Sur 1 004 000 établissements commerciaux en activité, on compte 81 000 établissements de gros, 548 000 établissements de détail et 368 000 établissements de services. Une partie importante de grossistes (25 500) ne vend qu’à des utilisateurs professionnels, 55 500 établissements de gros approvisionnant les établissements de détail. Le commerce de détail comprend lui-même 437 000 établissements de simple revente (dont 44 500 non sédentaires) et 111 000 établissements procédant à une transformation avant revente (dont 3 000 non sédentaires). En nombre d’établissements (mais non en chiffres d’affaires), commerces de détail alimentaires et non alimentaires s’équilibrent.

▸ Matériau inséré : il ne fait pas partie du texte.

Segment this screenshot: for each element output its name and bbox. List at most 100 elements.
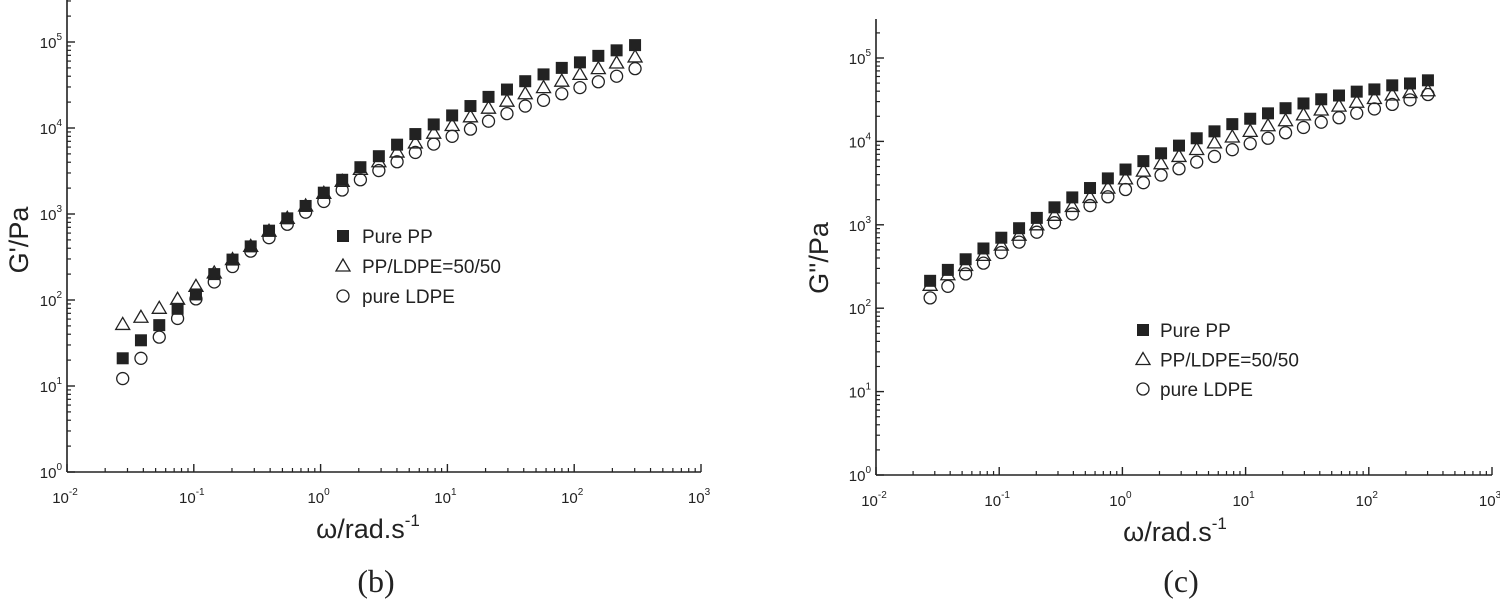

Rapporté au nombre d’habitants, on compté un établissement de détail pour 92 habitants (un pour 184 hab. dans l’alimentation, un pour 183 dans le non-alimentaire). Progressivement, la densité commerciale française tend à se rapprocher de la situation observée dans les autres pays européens — Italie, Belgique et Pays-Bas exceptés —, où l’on compte un commerce de détail pour 100 habitants. Quant au nombre de personnes ayant un emploi dans le commerce et dans les services à caractère commercial, comme chef d’entreprise, aide familial ou salarié, il a été évalué, toujours par Claude Quin, à 3 620 000. En 1966, 3 495 000  emplois étaient recensés. La croissance de l’emploi (2,2 p. 100 par an en moyenne) est donc rapide et régulière. Elle résulte exclusivement de l’augmentation du nombre des salariés : 1 750 000 en 1960, 2 233 000 en 1966, 2 400 000 aujourd’hui (+ 3,7 p. 100 en moyenne par an). Les salariés représentent, en 1970, 67 p. 100 de l’emploi commercial total ; 700 000 sont employés dans le commerce de gros ou comme intermédiaires, à peu près autant dans les services et un peu plus de 1 000 000 dans le commerce de détail. La croissance du nombre des salariés étant plus rapide que celle de l’emploi global, on assiste donc à une diminution du nombre des chefs d’entreprise et des aides familiaux. Cela est bien confirmé par la comparaison des derniers recensements démographiques : de 1954 à 1962, la diminution du nombre des chefs d’entreprises commerciales avait été d’un peu plus de 60 000 unités. De 1962 à 1968, elle avait été d’un peu moins de 30 000 unités, soit, en quinze ans, un recul de près de 8 p. 100 du nombre des chefs d’entreprises commerciales recensées en 1954. Dans le même temps, le nombre moyen des salariés des établissements n’a cessé de s’élever, pour atteindre 2,4 salariés par établissement contre 1,2 il y a quinze ans. Un peu plus d’un tiers des établissements commerciaux continuent cependant à n’occuper aucun salarié, et 5 p. 100 en emploient plus de 10.